Viewpoint: Trophy hunting, trapping needs a fearless opposition
Joseph Scalia III
With today's rise in vicious hunting and cruel trapping practices, most arguments against it are about how many wolves or grizzly bears killed is arguably sustainable ecologically. Ought an evolved and supposedly wise civilization be allowing any trophy trapping and killing at all?
What are the motives driving such perverse bumper stickers as a wolf in the crosshairs of a rifle scope, with the words, "Smoke a pack a day"? What is it that brings pleasure to those who display such careless language and degradation of a noble creature?
Of course, there is the enjoyment its bearers derive from disturbing their "liberal" opponents, who they laugh at as mealy-mouthed tree huggers. But is there not also a sadism for some? A hatred of animals as representing an envied, greater physical prowess than their own? They revere their "takes", proudly photographed with them as though they have appropriated the animals' nobility as their own, while, on the other hand, often having used cruel and anti-"fair chase" hunting and barbaric trapping practices, revealing both a degradation and a paradoxical hatred of them.

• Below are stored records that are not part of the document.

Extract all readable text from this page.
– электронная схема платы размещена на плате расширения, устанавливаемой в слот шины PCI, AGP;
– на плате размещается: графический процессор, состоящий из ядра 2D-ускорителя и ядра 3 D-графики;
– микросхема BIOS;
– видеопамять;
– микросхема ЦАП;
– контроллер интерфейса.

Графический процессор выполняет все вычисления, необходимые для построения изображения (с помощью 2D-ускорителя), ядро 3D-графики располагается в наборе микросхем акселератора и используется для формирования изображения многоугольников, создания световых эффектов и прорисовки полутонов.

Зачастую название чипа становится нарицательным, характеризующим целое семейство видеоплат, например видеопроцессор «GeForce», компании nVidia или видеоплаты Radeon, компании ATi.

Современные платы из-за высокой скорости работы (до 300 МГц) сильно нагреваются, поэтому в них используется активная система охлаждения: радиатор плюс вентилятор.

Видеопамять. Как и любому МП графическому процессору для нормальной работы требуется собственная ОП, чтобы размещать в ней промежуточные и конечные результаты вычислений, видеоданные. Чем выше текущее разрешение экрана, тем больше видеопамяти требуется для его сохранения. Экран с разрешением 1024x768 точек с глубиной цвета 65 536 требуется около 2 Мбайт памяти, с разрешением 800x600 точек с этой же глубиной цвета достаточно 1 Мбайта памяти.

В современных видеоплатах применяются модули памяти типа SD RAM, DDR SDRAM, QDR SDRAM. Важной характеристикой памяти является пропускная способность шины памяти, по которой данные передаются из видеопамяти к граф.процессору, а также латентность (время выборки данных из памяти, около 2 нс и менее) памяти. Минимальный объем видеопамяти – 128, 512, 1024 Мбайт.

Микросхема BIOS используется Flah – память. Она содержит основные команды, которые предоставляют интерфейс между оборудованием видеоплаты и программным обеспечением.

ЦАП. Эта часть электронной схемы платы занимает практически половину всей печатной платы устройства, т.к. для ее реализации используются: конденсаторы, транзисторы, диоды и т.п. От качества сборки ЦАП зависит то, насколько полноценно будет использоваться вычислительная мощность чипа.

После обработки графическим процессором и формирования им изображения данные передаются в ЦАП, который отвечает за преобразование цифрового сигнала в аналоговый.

They thereby manifest repudiated senses of personal inadequacies and their only wished-for or imagined manhood, all the while being - as militant psychoanalyst and philosopher Willy Apollon has put it about men who can't grow up - "like boys playing with their toy trains," only now they're playing with gruesome, medieval neck snare traps and horrific leghold traps. And employing numerous other craven and loathsome acts.
However, there is also the contempt that the Left has for trophy hunters and predator killers. A kind of dismissiveness and superiority exists among too many of us. While it is understandable to experience contempt for, or horror at, the purveyors of cruelty who masquerade as grown-ups, it is not enough.
We must brave a demand that all infliction of suffering for one's own gratification is part and parcel of what is failing within humanity. To do so with any credibility, however, we must look at how we have helped open the door to a conspiracy-finding Right by our very complicity with capitalism's exploitations, with our failure to speak out against a moribund and acquiescent Democratic Party. We must stop voting for purported Leftist politicians who compromise their values and collaborate with ongoing harms, so that they can keep getting re-elected.
True and thoroughgoing societal transformation is going to be necessary if we are to avoid a return to Fascism, or a grandiose but milquetoast resistance from the Left. The Left must risk speaking out forcefully, not only against the Right, including its promotion of insatiable and sadistic trapping and trophy hunting practices, but also against leftist, vote-undeserving politicians who rationalize why they don't loudly and insistently stand up for unpopular positions that defend the future of the Earth and its people, and all its biospheric members, be they water, soil, wildlife, ecosystems.
If the Left wants the right to give up boyish pleasures of playing with their toy guns, now turned real and pointed at life, it will have to give up soft-spoken and piecemeal change.
If we want environmentalism, we must be bold enough to give up support for capitalism and its inherent divisiveness and destructivity. Collaborating and compromising over degrees of justice or destruction is antithetical to all life.
Courage, boldness, and prowess do not come by brutalizing and killing noble beasts. Nor by setting "sustainable harvest" levels. Courage and responsibility require giving up our fantasies of superiority in favor of facing, and speaking up for, the full truth. Quotas on killing do not make killing acceptable.
Dignity and courage will only exist when they include a full cessation of all trapping and trophy hunting, and all killing for purported purposes of protecting others.
Joseph Scalia III, Psya.D. is a psychoanalyst and a militant social critic and environmentalist.